Monday, September 10, 2012

Rust in peace

Windows into a lost era
Montreal, QC
July 2012
















Most working waterfronts have these relics of an almost-lost past, silos designed to store whatever bulk goods are carried on the freighters that sail up and down the watery highways that define the North American landscape.

The ships, often little more than hulking piles of rust, once carried most of the cargo needed by a growing continent. But times have changed. The 18-wheeler now seems to dominate, and the watery highway has now been replaced by ribbons of asphalt. The ships continue to sail, but there are fewer of them, and the ports that once fed our day-to-day lives now seem almost completely removed from our reality.

As a result, structures like this one are increasingly left to the ravages of time. Or demolished. Either way, they won't last forever. And if we don't take the time to capture their slow decline now, there may not be a next time.

Your turn: How do we decide what's worth saving? Or bringing in the wrecking ball?

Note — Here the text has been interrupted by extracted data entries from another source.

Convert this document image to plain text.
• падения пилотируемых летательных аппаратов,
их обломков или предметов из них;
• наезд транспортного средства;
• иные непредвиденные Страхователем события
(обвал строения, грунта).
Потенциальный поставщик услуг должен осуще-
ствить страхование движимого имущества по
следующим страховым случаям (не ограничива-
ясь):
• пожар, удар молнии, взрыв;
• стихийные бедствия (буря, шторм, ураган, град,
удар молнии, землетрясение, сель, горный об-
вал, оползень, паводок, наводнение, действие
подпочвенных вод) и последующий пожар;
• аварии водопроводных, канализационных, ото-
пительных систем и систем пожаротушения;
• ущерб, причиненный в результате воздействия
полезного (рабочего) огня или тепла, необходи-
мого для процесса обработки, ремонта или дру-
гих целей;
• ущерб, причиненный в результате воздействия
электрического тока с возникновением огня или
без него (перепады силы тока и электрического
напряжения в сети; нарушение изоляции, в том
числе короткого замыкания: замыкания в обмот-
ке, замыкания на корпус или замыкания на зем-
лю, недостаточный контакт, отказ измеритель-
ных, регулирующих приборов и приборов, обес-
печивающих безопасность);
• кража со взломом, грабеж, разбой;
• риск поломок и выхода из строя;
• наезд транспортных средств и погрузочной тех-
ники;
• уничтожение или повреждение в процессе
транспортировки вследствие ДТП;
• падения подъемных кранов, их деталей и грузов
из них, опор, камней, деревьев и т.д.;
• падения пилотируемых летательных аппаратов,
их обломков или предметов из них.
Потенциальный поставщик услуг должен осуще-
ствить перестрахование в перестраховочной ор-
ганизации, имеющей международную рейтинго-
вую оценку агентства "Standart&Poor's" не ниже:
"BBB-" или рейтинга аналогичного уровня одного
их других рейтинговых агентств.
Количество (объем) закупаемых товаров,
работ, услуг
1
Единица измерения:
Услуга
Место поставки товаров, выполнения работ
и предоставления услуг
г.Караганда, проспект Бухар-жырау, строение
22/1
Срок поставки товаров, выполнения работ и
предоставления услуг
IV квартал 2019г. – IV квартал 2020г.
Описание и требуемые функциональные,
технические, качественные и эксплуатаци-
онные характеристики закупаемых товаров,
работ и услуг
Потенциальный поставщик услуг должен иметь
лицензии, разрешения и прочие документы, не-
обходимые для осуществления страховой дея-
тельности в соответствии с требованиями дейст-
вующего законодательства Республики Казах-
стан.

About this photo: We're wrapping up Thematic's weathered and worn theme today. There's still time to get in your last-minute submissions - just go here. New theme, at an angle, launches tonight at 7 p.m. Eastern.

4 comments:

Kalei's Best Friend said...

The easy way 'we' decide is whether what we keep is profitable... 'We' do not think of the long term of what and who it may impact and whether by tearing it down will better the general public but will think of the profits 'we' will reap... I put 'we' in quotes, since I don't consider myself part of'we'... Big business, government and rich individuals = 'we'.

mmp said...

suppose it's all down to Could Anyone Else Use The Building For Anything Else? + a time scale attached so it doesn't all drag out for ever.....?

Pat Tillett said...

Even if it doesn't make sense all the time, I hate to see old stuff destroyed. Ships, I'm not so sure though. That's a lot of scrap metal there!

Michael Manning said...

The older buildings around my University Alma mater that resembled slums have been razed and replaced by swamky dorms. If there is architectural richness or historical significance, that's one thing. But quite often, eye sores should be replaced by buildings that inspire hope!